Возгласы, донесшиеся из большой гостиной, заставили Трюбло и Октава подойти к дверям. Они увидали входившую даму лет пятидесяти, пышнотелую, но все еще красивую; за ней следовал молодой человек, благопристойный и серьезный с виду.
– Вот как, они уже и визиты наносят вместе! – прошептал Трюбло. – Ну и ну, совсем стыд потеряли!
Это были мадам Дамбревиль и Леон Жоссеран. Она собиралась его женить, но пока что держала при себе; сейчас эта пара переживала медовый месяц и беззастенчиво выставляла свою связь на общее обозрение во всех светских гостиных. Матери девушек на выданье зашептались между собой. Однако Клотильда Дюверье встала и поспешила приветствовать гостью, которая поставляла ей молодых людей для домашних хоровых концертов. Госпожа Жоссеран тут же перехватила у нее мадам Дамбревиль и осыпала ее уверениями в дружеских чувствах, посчитав, что такое знакомство может оказаться полезным. Леон холодно поздоровался с матерью; тем не менее она с самого начала этой связи надеялась, что сын извлечет из нее хоть какую-то пользу.

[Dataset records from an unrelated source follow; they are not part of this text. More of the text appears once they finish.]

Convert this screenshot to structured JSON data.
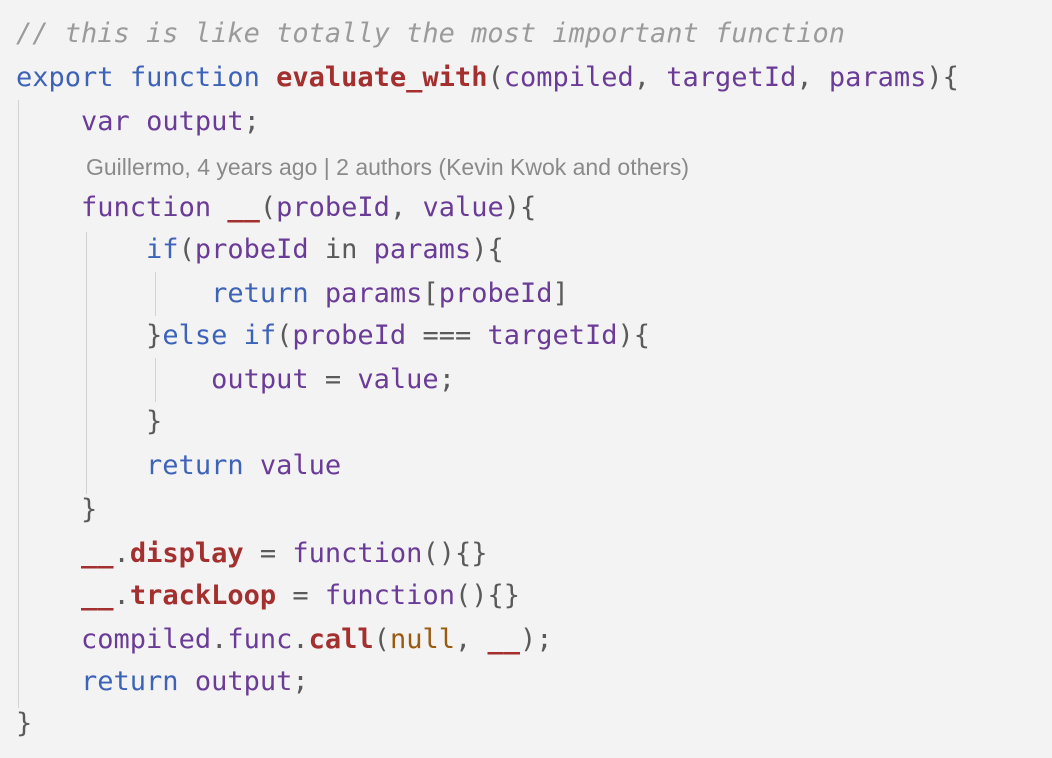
{
  "editor": {
    "blame_annotation": "Guillermo, 4 years ago | 2 authors (Kevin Kwok and others)",
    "lines": [
      [
        {
          "t": "// this is like totally the most important function",
          "c": "comment"
        }
      ],
      [
        {
          "t": "export",
          "c": "kw"
        },
        {
          "t": " ",
          "c": "punc"
        },
        {
          "t": "function",
          "c": "kw"
        },
        {
          "t": " ",
          "c": "punc"
        },
        {
          "t": "evaluate_with",
          "c": "fn"
        },
        {
          "t": "(",
          "c": "punc"
        },
        {
          "t": "compiled",
          "c": "var"
        },
        {
          "t": ", ",
          "c": "punc"
        },
        {
          "t": "targetId",
          "c": "var"
        },
        {
          "t": ", ",
          "c": "punc"
        },
        {
          "t": "params",
          "c": "var"
        },
        {
          "t": "){",
          "c": "punc"
        }
      ],
      [
        {
          "t": "    ",
          "c": "punc"
        },
        {
          "t": "var",
          "c": "var"
        },
        {
          "t": " ",
          "c": "punc"
        },
        {
          "t": "output",
          "c": "var"
        },
        {
          "t": ";",
          "c": "punc"
        }
      ],
      [
        {
          "t": "    ",
          "c": "punc"
        },
        {
          "t": "function",
          "c": "var"
        },
        {
          "t": " ",
          "c": "punc"
        },
        {
          "t": "__",
          "c": "under"
        },
        {
          "t": "(",
          "c": "punc"
        },
        {
          "t": "probeId",
          "c": "var"
        },
        {
          "t": ", ",
          "c": "punc"
        },
        {
          "t": "value",
          "c": "var"
        },
        {
          "t": "){",
          "c": "punc"
        }
      ],
      [
        {
          "t": "        ",
          "c": "punc"
        },
        {
          "t": "if",
          "c": "kw"
        },
        {
          "t": "(",
          "c": "punc"
        },
        {
          "t": "probeId",
          "c": "var"
        },
        {
          "t": " in ",
          "c": "punc"
        },
        {
          "t": "params",
          "c": "var"
        },
        {
          "t": "){",
          "c": "punc"
        }
      ],
      [
        {
          "t": "            ",
          "c": "punc"
        },
        {
          "t": "return",
          "c": "kw"
        },
        {
          "t": " ",
          "c": "punc"
        },
        {
          "t": "params",
          "c": "var"
        },
        {
          "t": "[",
          "c": "punc"
        },
        {
          "t": "probeId",
          "c": "var"
        },
        {
          "t": "]",
          "c": "punc"
        }
      ],
      [
        {
          "t": "        }",
          "c": "punc"
        },
        {
          "t": "else",
          "c": "kw"
        },
        {
          "t": " ",
          "c": "punc"
        },
        {
          "t": "if",
          "c": "kw"
        },
        {
          "t": "(",
          "c": "punc"
        },
        {
          "t": "probeId",
          "c": "var"
        },
        {
          "t": " === ",
          "c": "punc"
        },
        {
          "t": "targetId",
          "c": "var"
        },
        {
          "t": "){",
          "c": "punc"
        }
      ],
      [
        {
          "t": "            ",
          "c": "punc"
        },
        {
          "t": "output",
          "c": "var"
        },
        {
          "t": " = ",
          "c": "punc"
        },
        {
          "t": "value",
          "c": "var"
        },
        {
          "t": ";",
          "c": "punc"
        }
      ],
      [
        {
          "t": "        }",
          "c": "punc"
        }
      ],
      [
        {
          "t": "        ",
          "c": "punc"
        },
        {
          "t": "return",
          "c": "kw"
        },
        {
          "t": " ",
          "c": "punc"
        },
        {
          "t": "value",
          "c": "var"
        }
      ],
      [
        {
          "t": "    }",
          "c": "punc"
        }
      ],
      [
        {
          "t": "    ",
          "c": "punc"
        },
        {
          "t": "__",
          "c": "under"
        },
        {
          "t": ".",
          "c": "punc"
        },
        {
          "t": "display",
          "c": "fn"
        },
        {
          "t": " = ",
          "c": "punc"
        },
        {
          "t": "function",
          "c": "var"
        },
        {
          "t": "(){}",
          "c": "punc"
        }
      ],
      [
        {
          "t": "    ",
          "c": "punc"
        },
        {
          "t": "__",
          "c": "under"
        },
        {
          "t": ".",
          "c": "punc"
        },
        {
          "t": "trackLoop",
          "c": "fn"
        },
        {
          "t": " = ",
          "c": "punc"
        },
        {
          "t": "function",
          "c": "var"
        },
        {
          "t": "(){}",
          "c": "punc"
        }
      ],
      [
        {
          "t": "    ",
          "c": "punc"
        },
        {
          "t": "compiled",
          "c": "var"
        },
        {
          "t": ".",
          "c": "punc"
        },
        {
          "t": "func",
          "c": "var"
        },
        {
          "t": ".",
          "c": "punc"
        },
        {
          "t": "call",
          "c": "fn"
        },
        {
          "t": "(",
          "c": "punc"
        },
        {
          "t": "null",
          "c": "null"
        },
        {
          "t": ", ",
          "c": "punc"
        },
        {
          "t": "__",
          "c": "under"
        },
        {
          "t": ");",
          "c": "punc"
        }
      ],
      [
        {
          "t": "    ",
          "c": "punc"
        },
        {
          "t": "return",
          "c": "kw"
        },
        {
          "t": " ",
          "c": "punc"
        },
        {
          "t": "output",
          "c": "var"
        },
        {
          "t": ";",
          "c": "punc"
        }
      ],
      [
        {
          "t": "}",
          "c": "punc"
        }
      ]
    ]
  }
}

– Берта еще не видела, что вы пришли, – сказала она мадам Дамбревиль. – Извините ее, она сейчас рассказывает господину Огюсту про одно лекарство, которое может быть для него полезно.
– Ну и прекрасно, оставим их в покое, им хорошо и без нас, – ответила дама, мгновенно оценив ситуацию.
И обе они с материнской заботой взглянули на Берту. Ей удалось загнать Огюста в оконную нишу и удерживать там; она говорила, изящно жестикулируя, а он явно оживлялся, хотя это грозило ему мигренью.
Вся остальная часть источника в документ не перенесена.